Through militia laws they also required people to appear at musters where their guns would be inspected by government officials and registered on public rolls. The founders even had their own version of Obamacare’s individual mandate: In 1792, Congress passed a law requiring nearly all free men to outfit themselves with a military-style firearm and appropriate ammunition. To the founders, the Second Amendment was not a libertarian license for anyone to have any gun, anywhere he wanted. Instead, the founders balanced gun rights with the regulation they thought necessary for the public welfare.
Gun control has been a prominent feature of our legal landscape ever since — from the Wild West, where frontier towns such as Tombstone and Dodge City had the most restrictive gun laws in the nation, to the New Deal, when Franklin Roosevelt pushed to limit access to machine guns and other weapons popular among Prohibition-era gangsters.
And state courts, which have recognized the right of individuals to own firearms for personal protection since the early 1800s, have historically upheld gun laws as long as they don’t nullify that right.
Even the National Rifle Association used to be an advocate of gun control.
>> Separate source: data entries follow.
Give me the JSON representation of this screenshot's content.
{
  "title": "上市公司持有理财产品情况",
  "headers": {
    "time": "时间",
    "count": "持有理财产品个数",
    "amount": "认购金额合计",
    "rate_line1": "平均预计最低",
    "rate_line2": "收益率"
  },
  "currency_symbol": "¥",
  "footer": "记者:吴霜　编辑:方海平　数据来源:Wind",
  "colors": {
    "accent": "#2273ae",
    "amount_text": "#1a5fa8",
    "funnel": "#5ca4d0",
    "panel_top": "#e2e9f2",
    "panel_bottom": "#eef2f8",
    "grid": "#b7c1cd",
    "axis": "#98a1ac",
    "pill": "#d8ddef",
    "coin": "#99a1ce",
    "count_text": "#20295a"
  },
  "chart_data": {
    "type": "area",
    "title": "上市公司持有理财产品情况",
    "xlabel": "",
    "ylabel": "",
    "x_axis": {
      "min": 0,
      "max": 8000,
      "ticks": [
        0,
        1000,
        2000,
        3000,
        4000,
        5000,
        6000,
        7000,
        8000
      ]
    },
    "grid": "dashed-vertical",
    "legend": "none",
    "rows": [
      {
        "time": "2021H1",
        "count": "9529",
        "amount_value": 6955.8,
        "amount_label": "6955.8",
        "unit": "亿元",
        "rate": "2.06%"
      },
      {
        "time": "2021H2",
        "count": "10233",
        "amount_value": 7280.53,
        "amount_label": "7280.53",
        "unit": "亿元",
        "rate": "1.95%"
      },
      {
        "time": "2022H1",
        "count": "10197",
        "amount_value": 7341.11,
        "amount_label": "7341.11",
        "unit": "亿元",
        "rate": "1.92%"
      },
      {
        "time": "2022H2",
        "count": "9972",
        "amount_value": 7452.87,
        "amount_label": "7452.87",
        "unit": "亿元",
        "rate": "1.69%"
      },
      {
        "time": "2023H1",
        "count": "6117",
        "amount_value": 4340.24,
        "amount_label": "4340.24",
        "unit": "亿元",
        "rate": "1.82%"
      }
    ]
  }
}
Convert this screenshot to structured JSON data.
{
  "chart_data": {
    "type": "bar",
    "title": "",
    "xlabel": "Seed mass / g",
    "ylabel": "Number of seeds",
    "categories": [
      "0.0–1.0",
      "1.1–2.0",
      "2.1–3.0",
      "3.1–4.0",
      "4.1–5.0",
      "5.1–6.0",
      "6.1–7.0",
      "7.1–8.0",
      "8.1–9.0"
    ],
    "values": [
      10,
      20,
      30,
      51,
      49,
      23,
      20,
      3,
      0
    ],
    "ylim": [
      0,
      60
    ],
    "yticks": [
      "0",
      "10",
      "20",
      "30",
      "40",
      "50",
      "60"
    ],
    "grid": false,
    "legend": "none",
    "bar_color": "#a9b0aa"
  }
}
In the 1920s and ’30s, the NRA was at the forefront of the movement, pushing states to adopt strict laws limiting the ability of people to carry concealed guns in public.
Of course, at this year’s NRA convention, going on in St. Louis through Sunday, all you are likely to hear about is the importance of repealing gun-control laws. Although the NRA likes to say that we just need to vigorously enforce the rules already on the books, in legislatures and courts across the nation the organization shows its true colors by fighting to get rid of those laws — including the few surviving restrictive concealed-carry regulations that the NRA once endorsed.
Second Amendment experts predict that the next major gun case to go to the Supreme Court will be a challenge to one of the remaining state or local laws that effectively bar the carrying of concealed weapons. Given that nearly every state allows almost anyone to carry guns on the streets, what the justices have to say about concealed carry will be less significant than what they say about the role of the courts in scrutinizing gun laws. Will the justices respect the long-standing tradition of gun control? Or will they create novel, untested hurdles for such laws?
In a hostile political environment, the courts have long been gun-control advocates’ best friend. Whether that 200-year friendship can last much longer will be the question that next confronts the Supreme Court.
Adam Winkler is a law professor at the University of California at Los Angeles and the author of “Gunfight: The Battle Over the Right to Bear Arms in America.”